Hay expresiones, como interés general, que todo el mundo entiende o afirma entender y nadie sabe muy bien como definir. Cuando esto pasa conviene andarse con tiento, pues es muy probable que cada cual las interprete a su manera. En efecto, ¿qué es el interés general? ¿La voluntad de la mayoría expresada en las urnas? A veces, pero no necesariamente. ¿Aquello que procura el máximo desarrollo del Estado del Bienestar? Dependerá del precio. ¿El bien común? Es muy posible, pero entonces deberíamos precisar, antes que nada, qué entendemos por bien común. ¿Una entelequia? Difícilmente puede serlo si se repara en que la expresión aparece citada doce veces en la Constitución y hasta una decimotercera si incluimos en el recuento su forma de plural.

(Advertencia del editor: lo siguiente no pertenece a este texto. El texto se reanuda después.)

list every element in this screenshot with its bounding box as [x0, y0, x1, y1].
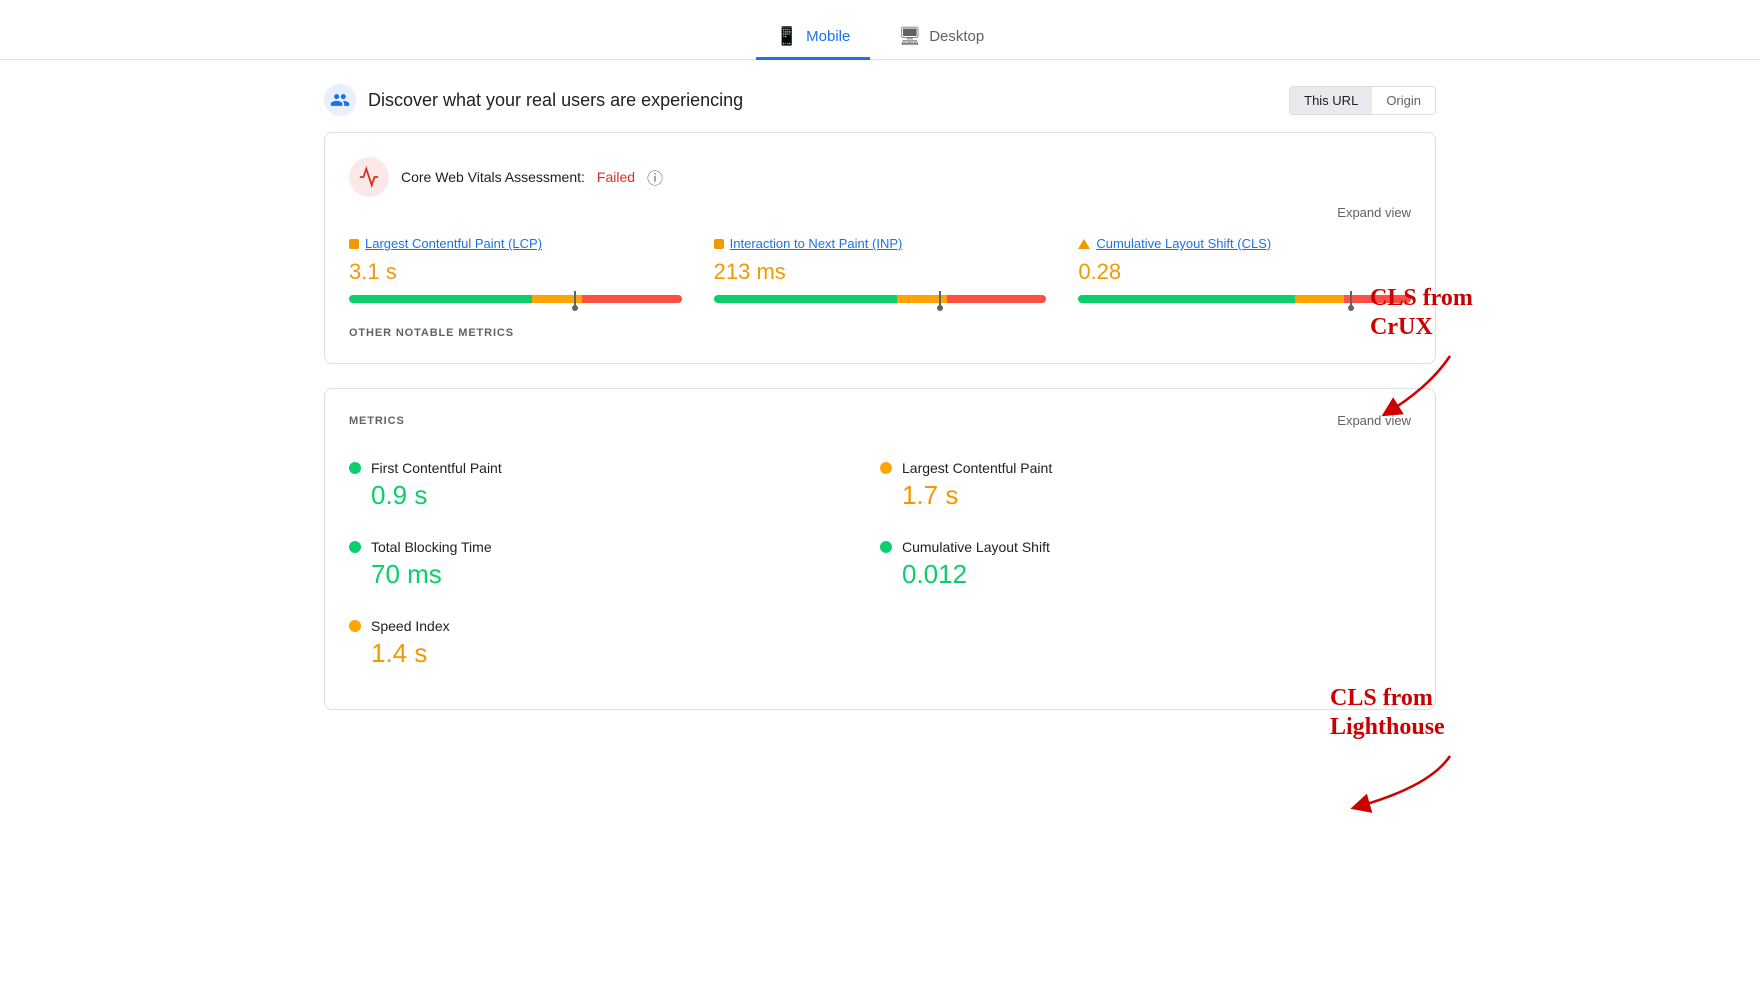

Sea como fuere, es ese uso jurídico el que alcanza a darnos, a mi modo de ver, la pauta interpretativa más fiable. Dicho en llano: en nuestra Carta Magna el interés general se presenta como un referente de ámbito superior al que agarrarse en determinados casos y, en especial, en casos de extrema necesidad. (Baste decir que se apela a él en el artículo 155.) O sea, al que agarrarse como a una suerte de marco encajado en el propio marco constitucional. Pues bien, así las cosas, yo no creo que exista hoy en día mejor forma de preservar el interés general en España que mediante la sustitución del actual gobierno de coalición. Ni mejor ni otra forma. Les pondré un simple ejemplo del porqué, a modo de recordatorio. Cuando un gobierno de coalición cuenta con una vicepresidenta primera capaz de asegurar que van a acabar la legislatura porque tienen que “culminar un trabajo que es bueno para la izquierda de este país”, y sus palabras no son rectificadas al punto por su correligionario y presidente de este mismo gobierno: cuando esto ocurre, es que el interés general ha sido barrido, si no del discurso gubernamental, sí del imaginario político en que este discurso se sustenta.
El actual Gobierno de España está integrado por dos formaciones de izquierda, PSOE y UP, que compiten en radicalismo ideológico. Pero el primero de esos partidos defiende un modelo económico más o menos homologable con el de otros gobiernos de Europa, lo que no sucede ni por asomo en el caso del segundo. Eso ha llevado a que algunos opinen que ese gobierno tendría solución si los socialistas encontraran un nuevo socio y pudieran prescindir de las huestes de Pablo Iglesias. Por supuesto, los números no cuadran. El único partido que juega a este juego, Ciudadanos, lo ha intentado no tanto para sustituir a UP como para limitar el alcance de las extensiones independentistas vascas y catalanas que apoyan en el Congreso al Ejecutivo. Sobra indicar que su intento terminó en fracaso, ante el ovillo que Iglesias tejió con ERC y Bildu y la tradicional salida del tablero del PNV, siempre a lo suyo. Pero ahí quedó el gesto.
El problema reside en el valor simbólico del mencionado gesto. Y es que participar en ese juego significa dar carta de naturaleza al PSOE como interlocutor y como hipotético socio de gobierno o de legislatura. Blanquear su radicalismo ideológico y su connivencia con el independentismo equivale a afirmar que existe ahí detrás otro PSOE del que echar mano en cuanto cambie la coyuntura. Y no. No existe. Rodríguez Zapatero empezó la limpia y Sánchez la ha completado a conciencia. No quedan más que las piezas de anticuario –los González, los Guerra–, a las que se permite salir de tarde en tarde a pasear. Ahora mandan los Ábalos y los Lastra en el partido. Y en el territorio mandan los Puig, Armengol, Iceta, Chivite, y a través de ellos, el nacionalismo, cuando no el independentismo. Y el resto de los presidentes autonómicos bastante tienen con no meter la pata como su correligionario Fernández Vara y sus considerandos de cebollino en la administración de las vacunas.
No existe, pues, otra solución para tratar de preservar el interés general recogido en nuestra Constitución –y para preservar, claro, la propia Constitución– que irnos preparando para las generales de 2023. O mucho me equivoco o no habrá cambios de color en el Gobierno, ni crisis suficientemente profundas que obliguen al presidente Sánchez a adelantar las elecciones. La tendencia demoscópica no es favorable a sus intereses, nada generales. Poco a poco, las tres fuerzas opositoras –Ciudadanos, PP y Vox– van asentándose en sus respectivas parcelas y ganando terreno en el pastel electoral. Y aunque se den escaramuzas entre ellas por un quítame allá ese candidato, y puesto que más allá del centro no hay nada aprovechable, no les va a quedar más remedio que entenderse dentro de dos larguísimos años. Así lo querrá entonces, no me cabe la menor duda, el interés general.